Alex wrote a detailed article about the benchmarking session. I present here just an executive summary and go directly to the final results.

Test Platform
We tested the Drupal cluster with Amazon EC2 small instances. Small instance is not particularly suitable for web platform due to long latencies, but we got our baseline figures from this setup, and decided to run more high end tests later on.

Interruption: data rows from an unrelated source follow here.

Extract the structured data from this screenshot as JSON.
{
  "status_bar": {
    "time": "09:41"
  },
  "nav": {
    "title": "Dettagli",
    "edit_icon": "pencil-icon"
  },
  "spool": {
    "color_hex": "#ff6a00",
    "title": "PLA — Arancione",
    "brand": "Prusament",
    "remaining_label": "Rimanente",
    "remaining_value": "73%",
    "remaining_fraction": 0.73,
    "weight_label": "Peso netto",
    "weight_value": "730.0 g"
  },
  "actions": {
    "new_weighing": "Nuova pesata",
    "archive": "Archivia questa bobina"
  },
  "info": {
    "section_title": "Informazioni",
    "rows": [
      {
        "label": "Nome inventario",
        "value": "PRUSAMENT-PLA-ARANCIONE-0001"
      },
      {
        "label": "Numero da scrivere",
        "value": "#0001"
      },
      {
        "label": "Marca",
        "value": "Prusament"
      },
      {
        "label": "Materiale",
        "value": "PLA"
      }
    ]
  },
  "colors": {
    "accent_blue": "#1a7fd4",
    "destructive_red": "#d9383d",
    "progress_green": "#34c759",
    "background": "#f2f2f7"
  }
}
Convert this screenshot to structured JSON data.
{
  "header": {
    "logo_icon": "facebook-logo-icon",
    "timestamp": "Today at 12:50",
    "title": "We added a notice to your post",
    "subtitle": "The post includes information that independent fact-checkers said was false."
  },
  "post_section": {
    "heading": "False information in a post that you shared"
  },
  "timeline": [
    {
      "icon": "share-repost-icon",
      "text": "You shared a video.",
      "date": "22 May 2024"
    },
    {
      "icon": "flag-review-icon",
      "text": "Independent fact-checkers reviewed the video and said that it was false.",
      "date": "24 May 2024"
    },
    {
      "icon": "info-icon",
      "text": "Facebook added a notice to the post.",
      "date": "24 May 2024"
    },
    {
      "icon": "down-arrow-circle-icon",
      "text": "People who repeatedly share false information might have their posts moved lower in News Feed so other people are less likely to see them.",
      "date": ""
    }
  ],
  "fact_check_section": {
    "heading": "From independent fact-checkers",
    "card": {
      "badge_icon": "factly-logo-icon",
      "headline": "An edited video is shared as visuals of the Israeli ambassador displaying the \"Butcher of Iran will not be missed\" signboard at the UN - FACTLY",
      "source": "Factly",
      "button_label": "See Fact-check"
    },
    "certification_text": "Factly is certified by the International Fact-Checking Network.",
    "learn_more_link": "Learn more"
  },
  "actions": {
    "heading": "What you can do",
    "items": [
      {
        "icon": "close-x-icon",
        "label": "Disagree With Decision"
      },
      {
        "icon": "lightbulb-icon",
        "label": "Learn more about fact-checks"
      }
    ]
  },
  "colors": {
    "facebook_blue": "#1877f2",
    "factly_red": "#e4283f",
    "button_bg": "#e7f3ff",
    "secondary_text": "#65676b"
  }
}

Running the test, shows strong unbalance between Apache/Drupal and MySQL CPU usages. MySQL consumes just 5-10% of the CPU and rest goes for Apache. Resource-wise, it would make sense to create separate farm for web servers and have a small MySQL cluster serving the farm. However, our test configuration has some advantages as well:
  • It is easy to setup, each node is identical
  • Local MySQL gives faster response to Drupal
  • It is possible to fallback on one node only

For the test session, we created clusters from 1-4 Drupal instances.

The Test
For testing, we used a jmeter test, which runs three thread groups:
  1. Posters - create new pages in the system
  2. Commenters - read pages and add comments to the stories
  3. Browsers - just keep on reading pages in the system
The jmeter http load goes through glb load balancer to the Drupal cluster. Each http request can hit any cluster node at will.


Results

Final results show quite linear scalability:

















Nodes Users Request rate Latency Error rate
(req/min) (ms) (%)
---------------------------------------------------
1 40 129 3950 0.07
2 80 259 3960 0.06
3 120 387 3700 0.05
4 160 514 3490 0.12



Scaling continues linearly up to four nodes and we did not try with larger cluster sizes.

Near Future
Alex promised to continue with Drupal testing and run the tests with EC2 large instances to get reasonable latencies. Results from these experiments should appear in the near future.

We are also presenting Galera clustering in the Percona Performance Conference and can provide ad-hoc demonstrations for anybody interested there.